Welsh whisky company Penderyn Distillery has opened a new distillery and visitor centre at the revamped powerhouse building, and a new river pontoon has been installed. A council committee was told that restoration work on the former laboratory building was due to get under way around September time, and that a voluntary group was starting walking tours of the area - a place where vast amounts of copper were once smelted.
Council officer Paul Relf said the laboratory could potentially become a "high-end restaurant" and that a nearby engine house could lend itself to café use. There had already been informal interest, he said, in a restaurant.

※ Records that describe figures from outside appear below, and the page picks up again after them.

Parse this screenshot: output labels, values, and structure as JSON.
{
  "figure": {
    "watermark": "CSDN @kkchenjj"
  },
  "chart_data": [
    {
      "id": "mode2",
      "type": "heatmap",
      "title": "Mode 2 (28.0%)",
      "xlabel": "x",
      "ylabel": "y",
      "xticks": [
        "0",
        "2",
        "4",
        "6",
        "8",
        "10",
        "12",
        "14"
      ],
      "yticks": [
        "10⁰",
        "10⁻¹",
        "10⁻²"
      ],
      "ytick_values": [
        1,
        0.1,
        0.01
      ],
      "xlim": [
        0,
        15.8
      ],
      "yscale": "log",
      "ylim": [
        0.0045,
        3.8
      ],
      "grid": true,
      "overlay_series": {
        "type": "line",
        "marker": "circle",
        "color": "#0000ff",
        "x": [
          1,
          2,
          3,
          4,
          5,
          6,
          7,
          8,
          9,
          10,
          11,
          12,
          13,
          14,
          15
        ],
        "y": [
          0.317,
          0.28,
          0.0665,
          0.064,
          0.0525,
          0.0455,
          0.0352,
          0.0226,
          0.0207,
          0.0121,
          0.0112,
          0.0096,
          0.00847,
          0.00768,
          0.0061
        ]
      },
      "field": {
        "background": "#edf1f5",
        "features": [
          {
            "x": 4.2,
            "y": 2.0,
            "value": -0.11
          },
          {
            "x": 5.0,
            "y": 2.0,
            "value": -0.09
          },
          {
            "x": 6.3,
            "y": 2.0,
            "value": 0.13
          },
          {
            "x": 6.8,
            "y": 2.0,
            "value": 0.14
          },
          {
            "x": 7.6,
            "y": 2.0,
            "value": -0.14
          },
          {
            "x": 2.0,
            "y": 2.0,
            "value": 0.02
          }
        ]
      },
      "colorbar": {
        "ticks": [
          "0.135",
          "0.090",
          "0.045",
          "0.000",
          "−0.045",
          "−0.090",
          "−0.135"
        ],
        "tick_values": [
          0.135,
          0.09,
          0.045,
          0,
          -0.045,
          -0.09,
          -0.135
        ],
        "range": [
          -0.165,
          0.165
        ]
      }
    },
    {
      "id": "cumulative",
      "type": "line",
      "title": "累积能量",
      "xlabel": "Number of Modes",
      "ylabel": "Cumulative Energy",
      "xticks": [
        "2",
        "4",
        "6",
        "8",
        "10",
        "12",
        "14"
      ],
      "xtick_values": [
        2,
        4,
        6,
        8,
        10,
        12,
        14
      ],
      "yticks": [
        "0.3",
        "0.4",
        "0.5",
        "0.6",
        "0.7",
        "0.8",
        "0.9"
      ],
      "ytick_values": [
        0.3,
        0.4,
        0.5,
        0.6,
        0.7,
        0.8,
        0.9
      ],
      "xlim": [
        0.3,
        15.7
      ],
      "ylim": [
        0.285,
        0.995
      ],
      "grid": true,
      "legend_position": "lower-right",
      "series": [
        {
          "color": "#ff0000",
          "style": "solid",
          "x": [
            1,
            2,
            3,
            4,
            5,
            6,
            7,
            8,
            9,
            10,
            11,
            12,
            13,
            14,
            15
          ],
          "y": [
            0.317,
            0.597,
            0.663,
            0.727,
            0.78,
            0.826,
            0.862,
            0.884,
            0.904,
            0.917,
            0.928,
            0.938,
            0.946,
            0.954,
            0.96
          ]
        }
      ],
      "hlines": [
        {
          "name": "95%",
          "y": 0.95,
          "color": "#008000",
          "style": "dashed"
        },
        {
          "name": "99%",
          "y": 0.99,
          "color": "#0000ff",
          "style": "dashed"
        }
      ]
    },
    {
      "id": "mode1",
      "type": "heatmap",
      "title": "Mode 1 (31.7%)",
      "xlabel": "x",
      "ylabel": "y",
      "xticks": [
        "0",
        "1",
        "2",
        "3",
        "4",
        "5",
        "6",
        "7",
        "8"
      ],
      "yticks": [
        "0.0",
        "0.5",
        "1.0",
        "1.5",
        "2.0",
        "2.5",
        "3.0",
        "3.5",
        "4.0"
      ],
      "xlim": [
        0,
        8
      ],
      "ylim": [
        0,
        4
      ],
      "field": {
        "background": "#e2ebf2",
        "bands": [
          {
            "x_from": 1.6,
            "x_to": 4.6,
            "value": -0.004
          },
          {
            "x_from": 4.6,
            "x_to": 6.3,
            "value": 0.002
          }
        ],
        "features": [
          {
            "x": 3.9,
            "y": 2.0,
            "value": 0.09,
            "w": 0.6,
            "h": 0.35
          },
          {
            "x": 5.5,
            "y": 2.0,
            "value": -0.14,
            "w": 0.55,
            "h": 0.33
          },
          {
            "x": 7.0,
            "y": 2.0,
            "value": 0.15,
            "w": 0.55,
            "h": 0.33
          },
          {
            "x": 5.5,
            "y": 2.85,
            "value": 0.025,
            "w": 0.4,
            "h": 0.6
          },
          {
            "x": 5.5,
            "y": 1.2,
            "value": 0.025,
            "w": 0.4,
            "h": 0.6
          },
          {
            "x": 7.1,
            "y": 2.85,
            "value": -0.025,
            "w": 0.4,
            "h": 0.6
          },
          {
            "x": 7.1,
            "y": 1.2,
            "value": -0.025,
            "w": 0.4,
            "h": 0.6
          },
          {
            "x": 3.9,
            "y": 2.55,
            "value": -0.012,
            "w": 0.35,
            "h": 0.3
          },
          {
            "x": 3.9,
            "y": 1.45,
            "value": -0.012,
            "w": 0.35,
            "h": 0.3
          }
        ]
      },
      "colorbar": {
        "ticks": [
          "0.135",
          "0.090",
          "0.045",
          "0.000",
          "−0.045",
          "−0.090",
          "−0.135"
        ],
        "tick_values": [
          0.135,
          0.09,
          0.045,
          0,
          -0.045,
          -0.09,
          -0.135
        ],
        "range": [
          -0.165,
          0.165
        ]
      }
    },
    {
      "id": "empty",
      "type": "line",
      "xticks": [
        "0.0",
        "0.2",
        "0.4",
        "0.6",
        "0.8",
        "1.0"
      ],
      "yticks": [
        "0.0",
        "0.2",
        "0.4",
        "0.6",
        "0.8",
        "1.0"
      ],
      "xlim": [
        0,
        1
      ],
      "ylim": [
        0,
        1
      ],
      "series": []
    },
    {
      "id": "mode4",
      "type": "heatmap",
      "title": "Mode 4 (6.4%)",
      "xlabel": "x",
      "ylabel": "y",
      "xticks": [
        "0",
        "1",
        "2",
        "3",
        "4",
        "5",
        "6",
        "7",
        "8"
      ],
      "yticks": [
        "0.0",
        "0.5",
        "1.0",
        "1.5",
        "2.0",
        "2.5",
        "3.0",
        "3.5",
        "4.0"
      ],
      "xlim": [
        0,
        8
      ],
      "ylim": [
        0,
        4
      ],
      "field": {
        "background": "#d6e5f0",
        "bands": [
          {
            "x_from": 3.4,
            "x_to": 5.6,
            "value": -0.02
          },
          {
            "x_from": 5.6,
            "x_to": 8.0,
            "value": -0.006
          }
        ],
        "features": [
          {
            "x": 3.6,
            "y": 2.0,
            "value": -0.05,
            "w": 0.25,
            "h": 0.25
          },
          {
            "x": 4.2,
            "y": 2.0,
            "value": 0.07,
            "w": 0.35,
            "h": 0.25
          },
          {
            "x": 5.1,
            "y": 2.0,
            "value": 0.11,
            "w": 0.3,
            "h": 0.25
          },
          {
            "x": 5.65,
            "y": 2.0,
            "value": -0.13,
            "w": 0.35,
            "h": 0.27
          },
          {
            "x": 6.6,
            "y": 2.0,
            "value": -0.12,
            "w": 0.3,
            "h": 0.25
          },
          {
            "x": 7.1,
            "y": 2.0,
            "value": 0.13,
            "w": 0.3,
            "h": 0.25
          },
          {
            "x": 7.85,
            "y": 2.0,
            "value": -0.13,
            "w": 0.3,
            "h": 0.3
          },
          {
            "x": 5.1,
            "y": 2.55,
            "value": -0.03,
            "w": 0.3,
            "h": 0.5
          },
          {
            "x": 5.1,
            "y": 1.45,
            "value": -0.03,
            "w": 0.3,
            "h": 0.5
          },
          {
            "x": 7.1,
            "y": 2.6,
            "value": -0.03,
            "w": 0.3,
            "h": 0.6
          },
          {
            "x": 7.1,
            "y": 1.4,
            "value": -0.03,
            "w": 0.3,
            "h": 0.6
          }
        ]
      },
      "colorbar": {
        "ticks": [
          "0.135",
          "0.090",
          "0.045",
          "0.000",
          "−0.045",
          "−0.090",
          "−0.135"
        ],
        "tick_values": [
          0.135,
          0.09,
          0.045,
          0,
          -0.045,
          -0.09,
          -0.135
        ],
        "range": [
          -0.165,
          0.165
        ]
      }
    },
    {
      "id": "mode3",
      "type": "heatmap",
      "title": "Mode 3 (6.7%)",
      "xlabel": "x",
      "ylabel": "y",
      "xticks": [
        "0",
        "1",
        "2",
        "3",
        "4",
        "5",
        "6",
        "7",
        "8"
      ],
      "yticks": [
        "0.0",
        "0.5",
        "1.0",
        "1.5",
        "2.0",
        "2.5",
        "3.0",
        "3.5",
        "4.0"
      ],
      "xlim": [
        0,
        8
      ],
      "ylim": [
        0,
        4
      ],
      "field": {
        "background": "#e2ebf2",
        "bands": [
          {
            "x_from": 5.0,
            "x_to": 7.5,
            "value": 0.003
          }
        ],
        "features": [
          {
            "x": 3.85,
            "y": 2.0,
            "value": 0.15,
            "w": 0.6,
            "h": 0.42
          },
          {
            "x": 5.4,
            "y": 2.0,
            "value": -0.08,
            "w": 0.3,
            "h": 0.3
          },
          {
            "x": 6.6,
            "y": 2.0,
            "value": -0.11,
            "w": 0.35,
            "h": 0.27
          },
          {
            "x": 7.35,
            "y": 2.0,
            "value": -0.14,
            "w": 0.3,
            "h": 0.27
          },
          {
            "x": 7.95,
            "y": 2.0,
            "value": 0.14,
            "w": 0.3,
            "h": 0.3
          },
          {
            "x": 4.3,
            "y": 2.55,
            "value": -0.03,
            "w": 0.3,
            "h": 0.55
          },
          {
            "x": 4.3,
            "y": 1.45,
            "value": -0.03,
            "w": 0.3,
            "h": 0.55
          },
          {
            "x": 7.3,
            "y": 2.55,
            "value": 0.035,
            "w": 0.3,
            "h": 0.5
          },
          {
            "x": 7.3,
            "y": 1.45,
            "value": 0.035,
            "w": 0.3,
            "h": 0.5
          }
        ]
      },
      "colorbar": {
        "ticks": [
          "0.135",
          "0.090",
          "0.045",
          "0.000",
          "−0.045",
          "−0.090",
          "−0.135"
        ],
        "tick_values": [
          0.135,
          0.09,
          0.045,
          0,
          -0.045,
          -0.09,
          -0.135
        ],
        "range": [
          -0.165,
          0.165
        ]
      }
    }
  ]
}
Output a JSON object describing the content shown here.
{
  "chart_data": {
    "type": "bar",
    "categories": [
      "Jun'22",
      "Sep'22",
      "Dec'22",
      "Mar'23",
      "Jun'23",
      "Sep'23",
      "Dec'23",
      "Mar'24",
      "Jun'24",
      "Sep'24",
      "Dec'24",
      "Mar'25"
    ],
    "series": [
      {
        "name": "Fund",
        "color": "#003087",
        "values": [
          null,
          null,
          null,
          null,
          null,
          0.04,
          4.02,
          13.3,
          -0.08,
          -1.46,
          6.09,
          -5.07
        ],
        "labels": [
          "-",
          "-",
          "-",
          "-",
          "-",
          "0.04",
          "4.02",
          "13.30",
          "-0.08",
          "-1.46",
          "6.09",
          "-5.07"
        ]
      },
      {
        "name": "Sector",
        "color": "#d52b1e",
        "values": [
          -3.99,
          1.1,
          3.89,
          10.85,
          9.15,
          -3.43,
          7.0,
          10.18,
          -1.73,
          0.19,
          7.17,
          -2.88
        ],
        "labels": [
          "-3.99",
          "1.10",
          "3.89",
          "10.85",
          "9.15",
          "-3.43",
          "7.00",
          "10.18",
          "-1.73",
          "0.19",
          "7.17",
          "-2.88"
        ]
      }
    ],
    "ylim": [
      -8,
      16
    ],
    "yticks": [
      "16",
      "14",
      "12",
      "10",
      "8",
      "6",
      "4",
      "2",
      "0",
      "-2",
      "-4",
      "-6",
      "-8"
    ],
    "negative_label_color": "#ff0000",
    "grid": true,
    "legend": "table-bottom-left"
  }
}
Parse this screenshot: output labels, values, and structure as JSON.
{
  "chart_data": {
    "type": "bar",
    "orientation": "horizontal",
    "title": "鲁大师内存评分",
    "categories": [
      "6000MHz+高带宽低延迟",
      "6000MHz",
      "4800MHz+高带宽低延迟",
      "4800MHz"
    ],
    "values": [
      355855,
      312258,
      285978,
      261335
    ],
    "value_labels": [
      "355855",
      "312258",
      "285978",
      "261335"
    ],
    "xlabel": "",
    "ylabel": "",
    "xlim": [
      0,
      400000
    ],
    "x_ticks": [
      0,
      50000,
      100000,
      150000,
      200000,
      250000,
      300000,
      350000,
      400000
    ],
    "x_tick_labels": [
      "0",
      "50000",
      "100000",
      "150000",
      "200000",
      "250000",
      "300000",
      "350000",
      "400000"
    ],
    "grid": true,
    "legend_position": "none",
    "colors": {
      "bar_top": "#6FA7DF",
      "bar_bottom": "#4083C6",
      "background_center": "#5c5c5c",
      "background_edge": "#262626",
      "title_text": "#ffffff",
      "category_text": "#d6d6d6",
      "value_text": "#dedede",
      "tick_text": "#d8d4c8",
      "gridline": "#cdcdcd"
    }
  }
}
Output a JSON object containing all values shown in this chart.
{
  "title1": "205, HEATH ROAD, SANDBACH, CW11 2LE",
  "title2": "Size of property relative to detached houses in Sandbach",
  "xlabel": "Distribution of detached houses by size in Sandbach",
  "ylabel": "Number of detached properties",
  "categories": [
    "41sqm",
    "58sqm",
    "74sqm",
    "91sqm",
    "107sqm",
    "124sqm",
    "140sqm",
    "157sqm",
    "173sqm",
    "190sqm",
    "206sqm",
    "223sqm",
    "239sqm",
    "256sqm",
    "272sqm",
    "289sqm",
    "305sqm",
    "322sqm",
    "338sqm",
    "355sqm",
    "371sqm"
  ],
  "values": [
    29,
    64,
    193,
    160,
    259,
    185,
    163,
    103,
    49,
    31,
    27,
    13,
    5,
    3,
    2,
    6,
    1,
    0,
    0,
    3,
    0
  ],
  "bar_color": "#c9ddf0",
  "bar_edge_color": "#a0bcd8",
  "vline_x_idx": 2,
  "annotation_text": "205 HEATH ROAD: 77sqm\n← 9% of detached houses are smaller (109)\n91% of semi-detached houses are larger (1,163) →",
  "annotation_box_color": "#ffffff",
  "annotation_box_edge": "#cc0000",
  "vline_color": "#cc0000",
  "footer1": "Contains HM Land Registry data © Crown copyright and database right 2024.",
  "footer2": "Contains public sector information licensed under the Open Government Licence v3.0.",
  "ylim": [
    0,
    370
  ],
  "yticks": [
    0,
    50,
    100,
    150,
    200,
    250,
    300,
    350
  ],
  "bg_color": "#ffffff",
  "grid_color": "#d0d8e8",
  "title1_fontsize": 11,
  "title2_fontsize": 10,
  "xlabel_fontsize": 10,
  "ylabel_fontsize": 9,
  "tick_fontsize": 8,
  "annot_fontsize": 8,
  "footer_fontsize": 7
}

READ MORE: Major update announced on future of popular summer food and music festival
Referring to the wider copperworks, he said: "What mix of uses there are is, to an extent, open to the market." Another piece of the puzzle is the Skyline leisure attraction planned across the Tawe on Kilvey Hill, as visitors would board gondolas from the copperworks site and be taken to the top of the 650ft hill.
The scheme hasn't had the go-ahead yet. Mr Relf told the economy and infrastructure service transformation committee it was probable that a new multi-storey car park "in the vicinity" would be looked at, and that a public consultation on evolving plans for the land would take place in the coming months.
The council received £20 million in Levelling Up Fund money from the UK Government last year to take forward its Hafod-Morfa Copperworks plans and also add exhibition space at Swansea Museum and revitalise arches and tunnels in and around The Strand. One of the copperworks buildings - a former rolling mill - is home to what Mr Relf described as a "treasure trove" of artefacts which the museum doesn't have space for.
Referring to the river, Mr Relf said he hoped that two more pontoons would be installed by the middle of next year. The emphasis, he added, was on community boat and rowing club use rather than commercial activities like paddling-boarding, kayaking and river taxis at this stage.
Mr Relf described the riverside as "quite luscious" and very different to what it was in the past. "You could be in mid-Wales," he said.
Cllr Wendy Lewis said she was excited about the riverside's redevelopment. "We are a sea-faring city and we need to use our river," she said.
Committee chairman Cllr Philip Downing said: "This is a very, very exciting part of Swansea for tourism which we identified many years ago." Parking considerations were important, he said, especially if the Skyline attraction was given planning permission.
Councillors were also told that a shared-use path for cyclists and walkers was planned on the Tawe's west bank from White Rock Bridge, by the old copperworks, to a point just past the council's Pipehouse Wharf depot where it would join an existing path into the city centre. Hundreds of students now live along that section in purpose-built accommodation blocks.
A consultation about the shared-use path, which has been proposed for years, is being carried out by the council and closes on May 6. A diagram published as part of the consultation shows a middle part of the path as an elevated boardwalk. Mr Relf described this stretch, at the rear of Swansea Industrial Components, as "a pinch-point".